I’ve certainly pondered my own originality while writing this review. I’m pleased with the title of the review – “Guitardämmerung” – but I’ve found from a web-search that it’s been used before. Other minds have worked like mine, noting the similarity between “guitar” and Götter. The point of a pun is to distort language and create a new sensation from something familiar. That’s also what punk did to rock music, and what hardcore did to punk: they were distortions for new sensations. Sometimes musical distortion is inadvertent: new forms of music, like new forms of life, can arise when there’s a mistake in copying. Or when the technology of the art does undesigned and originally unwanted things, like causing feedback. An accidental thing like that can then become something pursued and valued in its own right. Hardcore is about distortion in lots of ways: it uses distorted guitars and voices to protest about the distortion of society and justice. But this album isn’t distorted in one way: it adheres faithfully to the hardcore recipe first laid down in the late 1980s. So that’s sonic-ironic again.
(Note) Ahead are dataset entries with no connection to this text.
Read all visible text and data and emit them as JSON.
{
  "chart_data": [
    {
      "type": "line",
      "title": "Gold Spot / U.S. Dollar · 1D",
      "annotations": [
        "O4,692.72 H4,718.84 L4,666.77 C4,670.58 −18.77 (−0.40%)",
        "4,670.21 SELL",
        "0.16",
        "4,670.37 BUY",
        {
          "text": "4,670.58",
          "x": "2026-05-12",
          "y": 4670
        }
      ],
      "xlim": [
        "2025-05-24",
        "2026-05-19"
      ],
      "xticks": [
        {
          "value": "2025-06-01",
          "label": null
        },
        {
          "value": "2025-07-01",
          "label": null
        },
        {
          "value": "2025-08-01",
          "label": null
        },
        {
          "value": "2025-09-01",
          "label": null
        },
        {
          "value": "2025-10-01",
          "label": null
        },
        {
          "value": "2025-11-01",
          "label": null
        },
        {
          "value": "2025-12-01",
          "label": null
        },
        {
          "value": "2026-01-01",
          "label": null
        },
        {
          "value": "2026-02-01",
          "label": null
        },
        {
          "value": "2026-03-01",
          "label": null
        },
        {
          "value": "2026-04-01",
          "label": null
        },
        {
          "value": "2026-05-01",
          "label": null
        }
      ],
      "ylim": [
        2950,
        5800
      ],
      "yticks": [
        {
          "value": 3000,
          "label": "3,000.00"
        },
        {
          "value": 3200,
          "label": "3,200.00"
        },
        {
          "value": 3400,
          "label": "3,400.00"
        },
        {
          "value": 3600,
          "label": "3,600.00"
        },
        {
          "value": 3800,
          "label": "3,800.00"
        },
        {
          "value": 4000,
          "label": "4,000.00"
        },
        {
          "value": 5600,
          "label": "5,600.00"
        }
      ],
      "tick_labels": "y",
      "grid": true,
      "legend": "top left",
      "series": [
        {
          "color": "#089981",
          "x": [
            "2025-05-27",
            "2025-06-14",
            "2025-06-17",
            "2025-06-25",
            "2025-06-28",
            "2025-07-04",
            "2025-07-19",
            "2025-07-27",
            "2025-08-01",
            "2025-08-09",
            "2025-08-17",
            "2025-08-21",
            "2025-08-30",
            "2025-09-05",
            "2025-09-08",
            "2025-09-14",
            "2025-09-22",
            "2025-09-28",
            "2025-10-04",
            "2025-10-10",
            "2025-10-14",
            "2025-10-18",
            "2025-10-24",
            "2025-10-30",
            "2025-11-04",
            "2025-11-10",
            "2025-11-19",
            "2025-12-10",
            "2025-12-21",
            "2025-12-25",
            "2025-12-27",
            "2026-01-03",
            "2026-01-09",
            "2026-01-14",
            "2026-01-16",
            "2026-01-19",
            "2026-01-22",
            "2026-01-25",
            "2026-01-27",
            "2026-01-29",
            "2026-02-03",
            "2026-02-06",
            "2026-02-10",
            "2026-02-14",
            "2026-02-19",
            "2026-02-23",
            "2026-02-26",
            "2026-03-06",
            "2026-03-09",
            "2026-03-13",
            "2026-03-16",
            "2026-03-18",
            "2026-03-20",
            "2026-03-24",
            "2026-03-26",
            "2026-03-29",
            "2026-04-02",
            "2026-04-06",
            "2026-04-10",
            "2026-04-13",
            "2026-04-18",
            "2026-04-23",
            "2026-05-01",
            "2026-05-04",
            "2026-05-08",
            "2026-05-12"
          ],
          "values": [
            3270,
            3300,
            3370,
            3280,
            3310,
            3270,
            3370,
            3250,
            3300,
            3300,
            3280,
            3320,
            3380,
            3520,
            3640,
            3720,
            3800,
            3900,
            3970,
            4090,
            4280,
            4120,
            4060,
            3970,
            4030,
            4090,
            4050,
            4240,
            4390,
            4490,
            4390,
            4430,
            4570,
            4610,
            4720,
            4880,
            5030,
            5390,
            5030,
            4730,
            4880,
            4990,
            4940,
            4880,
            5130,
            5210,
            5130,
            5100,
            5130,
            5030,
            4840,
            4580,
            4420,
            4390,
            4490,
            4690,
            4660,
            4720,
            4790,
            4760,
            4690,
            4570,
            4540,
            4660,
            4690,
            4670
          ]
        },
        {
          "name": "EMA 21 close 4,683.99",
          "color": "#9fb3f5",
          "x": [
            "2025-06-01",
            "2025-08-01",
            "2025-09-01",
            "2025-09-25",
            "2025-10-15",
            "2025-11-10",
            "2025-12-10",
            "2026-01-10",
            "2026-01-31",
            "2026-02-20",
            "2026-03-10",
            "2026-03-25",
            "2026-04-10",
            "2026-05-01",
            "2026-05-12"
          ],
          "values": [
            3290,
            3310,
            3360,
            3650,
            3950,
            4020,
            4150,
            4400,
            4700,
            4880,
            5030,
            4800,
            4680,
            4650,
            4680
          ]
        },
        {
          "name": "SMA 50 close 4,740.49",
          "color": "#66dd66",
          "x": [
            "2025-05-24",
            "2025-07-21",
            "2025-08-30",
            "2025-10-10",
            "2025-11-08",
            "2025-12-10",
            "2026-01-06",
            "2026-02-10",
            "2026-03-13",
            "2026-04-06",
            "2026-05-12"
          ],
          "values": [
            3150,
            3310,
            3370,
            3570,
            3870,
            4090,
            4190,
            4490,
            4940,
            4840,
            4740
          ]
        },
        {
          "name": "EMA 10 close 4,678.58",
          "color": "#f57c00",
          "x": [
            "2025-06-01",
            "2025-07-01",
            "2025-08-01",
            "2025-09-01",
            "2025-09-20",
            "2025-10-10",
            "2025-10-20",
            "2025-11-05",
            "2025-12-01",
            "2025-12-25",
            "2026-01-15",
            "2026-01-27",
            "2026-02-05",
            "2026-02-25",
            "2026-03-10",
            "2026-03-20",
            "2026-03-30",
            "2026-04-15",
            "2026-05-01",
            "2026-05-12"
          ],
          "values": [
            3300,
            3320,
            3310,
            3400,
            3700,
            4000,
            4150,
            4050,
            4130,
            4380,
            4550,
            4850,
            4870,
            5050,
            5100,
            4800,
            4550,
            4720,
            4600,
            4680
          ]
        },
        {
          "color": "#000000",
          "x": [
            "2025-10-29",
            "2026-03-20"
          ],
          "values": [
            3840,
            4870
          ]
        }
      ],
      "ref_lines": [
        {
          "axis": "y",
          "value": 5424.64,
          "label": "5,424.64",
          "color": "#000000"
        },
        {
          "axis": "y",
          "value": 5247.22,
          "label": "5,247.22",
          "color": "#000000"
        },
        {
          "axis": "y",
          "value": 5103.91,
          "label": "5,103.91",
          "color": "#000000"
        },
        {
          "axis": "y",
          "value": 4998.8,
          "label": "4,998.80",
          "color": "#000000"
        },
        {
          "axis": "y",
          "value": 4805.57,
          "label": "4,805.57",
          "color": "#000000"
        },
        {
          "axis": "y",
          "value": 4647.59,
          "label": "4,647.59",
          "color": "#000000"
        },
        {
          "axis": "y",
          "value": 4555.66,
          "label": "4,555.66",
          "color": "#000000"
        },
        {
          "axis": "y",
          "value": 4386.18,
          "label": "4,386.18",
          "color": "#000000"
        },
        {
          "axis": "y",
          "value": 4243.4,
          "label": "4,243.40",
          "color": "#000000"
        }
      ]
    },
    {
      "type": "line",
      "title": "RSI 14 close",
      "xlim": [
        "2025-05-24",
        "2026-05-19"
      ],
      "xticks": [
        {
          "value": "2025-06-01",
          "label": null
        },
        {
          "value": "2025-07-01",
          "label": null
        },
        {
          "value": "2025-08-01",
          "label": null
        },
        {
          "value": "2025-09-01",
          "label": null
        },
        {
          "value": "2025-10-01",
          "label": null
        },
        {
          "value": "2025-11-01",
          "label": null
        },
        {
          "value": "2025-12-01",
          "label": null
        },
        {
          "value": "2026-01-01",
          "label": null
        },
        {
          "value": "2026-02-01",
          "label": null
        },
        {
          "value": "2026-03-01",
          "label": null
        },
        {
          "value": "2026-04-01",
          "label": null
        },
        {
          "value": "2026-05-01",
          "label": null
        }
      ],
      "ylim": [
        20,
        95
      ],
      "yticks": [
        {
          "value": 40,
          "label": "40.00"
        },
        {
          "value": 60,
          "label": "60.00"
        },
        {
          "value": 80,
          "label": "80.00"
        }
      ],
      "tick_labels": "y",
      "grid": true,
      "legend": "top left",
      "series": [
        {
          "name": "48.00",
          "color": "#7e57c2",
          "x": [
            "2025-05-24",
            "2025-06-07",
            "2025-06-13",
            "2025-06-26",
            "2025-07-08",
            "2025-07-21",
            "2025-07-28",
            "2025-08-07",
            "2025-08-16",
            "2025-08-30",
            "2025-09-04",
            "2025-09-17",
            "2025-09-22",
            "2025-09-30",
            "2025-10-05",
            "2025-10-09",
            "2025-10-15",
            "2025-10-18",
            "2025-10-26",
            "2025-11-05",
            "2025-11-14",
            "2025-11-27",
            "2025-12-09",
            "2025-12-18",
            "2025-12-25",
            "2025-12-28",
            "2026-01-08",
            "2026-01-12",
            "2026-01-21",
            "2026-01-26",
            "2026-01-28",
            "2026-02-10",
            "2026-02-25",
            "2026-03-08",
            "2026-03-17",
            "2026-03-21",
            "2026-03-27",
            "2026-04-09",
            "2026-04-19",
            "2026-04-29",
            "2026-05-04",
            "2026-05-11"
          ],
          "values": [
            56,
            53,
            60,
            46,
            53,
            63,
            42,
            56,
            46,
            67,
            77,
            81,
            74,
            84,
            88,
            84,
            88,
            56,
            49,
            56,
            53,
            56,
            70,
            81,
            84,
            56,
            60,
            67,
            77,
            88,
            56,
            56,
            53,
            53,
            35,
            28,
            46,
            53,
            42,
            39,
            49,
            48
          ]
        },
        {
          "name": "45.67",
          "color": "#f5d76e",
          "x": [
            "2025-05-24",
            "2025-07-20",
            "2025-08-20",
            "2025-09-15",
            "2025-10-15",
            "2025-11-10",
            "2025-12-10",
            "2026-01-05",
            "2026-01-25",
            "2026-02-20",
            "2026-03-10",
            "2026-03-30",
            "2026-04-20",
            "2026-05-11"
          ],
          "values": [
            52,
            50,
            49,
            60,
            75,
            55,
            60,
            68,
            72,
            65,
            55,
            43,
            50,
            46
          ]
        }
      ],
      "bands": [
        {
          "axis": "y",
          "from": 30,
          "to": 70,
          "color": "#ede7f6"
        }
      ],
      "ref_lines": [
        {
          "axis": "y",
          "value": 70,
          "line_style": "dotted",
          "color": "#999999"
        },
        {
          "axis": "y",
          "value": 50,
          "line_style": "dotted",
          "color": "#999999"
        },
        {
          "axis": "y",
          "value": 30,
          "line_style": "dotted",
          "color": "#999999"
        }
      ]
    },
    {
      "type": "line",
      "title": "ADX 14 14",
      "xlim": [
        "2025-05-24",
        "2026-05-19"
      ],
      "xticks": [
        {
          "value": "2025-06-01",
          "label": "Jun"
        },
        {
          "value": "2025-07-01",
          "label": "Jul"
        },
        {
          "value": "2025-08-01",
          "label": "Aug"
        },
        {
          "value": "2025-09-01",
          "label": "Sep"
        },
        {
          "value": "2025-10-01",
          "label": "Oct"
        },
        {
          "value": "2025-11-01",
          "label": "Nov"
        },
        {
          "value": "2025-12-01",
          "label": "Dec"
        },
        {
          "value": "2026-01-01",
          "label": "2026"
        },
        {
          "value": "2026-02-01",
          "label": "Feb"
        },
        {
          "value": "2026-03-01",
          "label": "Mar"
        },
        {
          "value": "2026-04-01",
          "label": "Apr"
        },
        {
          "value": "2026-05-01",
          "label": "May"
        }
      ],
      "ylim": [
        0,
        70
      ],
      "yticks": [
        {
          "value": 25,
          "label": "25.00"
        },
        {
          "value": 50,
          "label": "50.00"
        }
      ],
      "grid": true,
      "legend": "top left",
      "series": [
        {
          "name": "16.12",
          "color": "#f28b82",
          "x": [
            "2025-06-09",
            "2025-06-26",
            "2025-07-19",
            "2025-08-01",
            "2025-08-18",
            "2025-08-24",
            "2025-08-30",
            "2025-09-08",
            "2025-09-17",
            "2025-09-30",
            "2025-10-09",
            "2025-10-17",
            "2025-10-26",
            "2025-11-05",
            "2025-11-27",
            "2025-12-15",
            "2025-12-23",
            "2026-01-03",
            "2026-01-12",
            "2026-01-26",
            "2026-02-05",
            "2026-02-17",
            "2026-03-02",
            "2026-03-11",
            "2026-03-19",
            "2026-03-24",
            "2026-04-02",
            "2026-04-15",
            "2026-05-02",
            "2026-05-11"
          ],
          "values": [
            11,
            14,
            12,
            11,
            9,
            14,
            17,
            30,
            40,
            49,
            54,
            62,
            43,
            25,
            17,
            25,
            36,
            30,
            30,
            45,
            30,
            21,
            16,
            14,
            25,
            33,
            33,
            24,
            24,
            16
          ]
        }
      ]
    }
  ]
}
“Guitardämmerung” also blends ideas in the way that hardcore blends punk and heavy metal. Götterdämmerung means “Twilight of the Gods” and refers to the cataclysmic end of the world in Norse mythology. Man Will Destroy Himself use electric guitars to create music about cataclysm and apocalypse, but are we now in the final stages of guitar-based music? Will hardcore, heavy metal, and other forms of rock exist much longer? I don’t think they will. There are cataclysms of various kinds ahead: political, social, scientific, and technological. The political and social cataclysms probably won’t be those foreseen by the self-righteous and sanctimonious crusty community (crummunity?). And that community may realize that it’s been working for political and social cataclysm in a lot of ways, rather than against it. The scientific and technological cataclysms will be more powerful and long-lasting in their effects – assuming science and technology survive what is ahead in politics and sociology. I don’t think the Deus Ex Machina, the electronically enhanced superhuman now in preparation, will be interested in loud guitars. But I’m not superhuman, or properly grown-up, and I am still interested in loud guitars. Although the music is quite different, this album makes me nostalgic – or prostalgic – in a similar way to the mediaeval ballads on Music of the Crusades. That music was traditional, and so, sonic-ironically, is hardcore, three decades after it first appeared. Hardcore expresses ugly emotions in an ugly way, but it’s still human. And Man is indeed about to be Destroyed.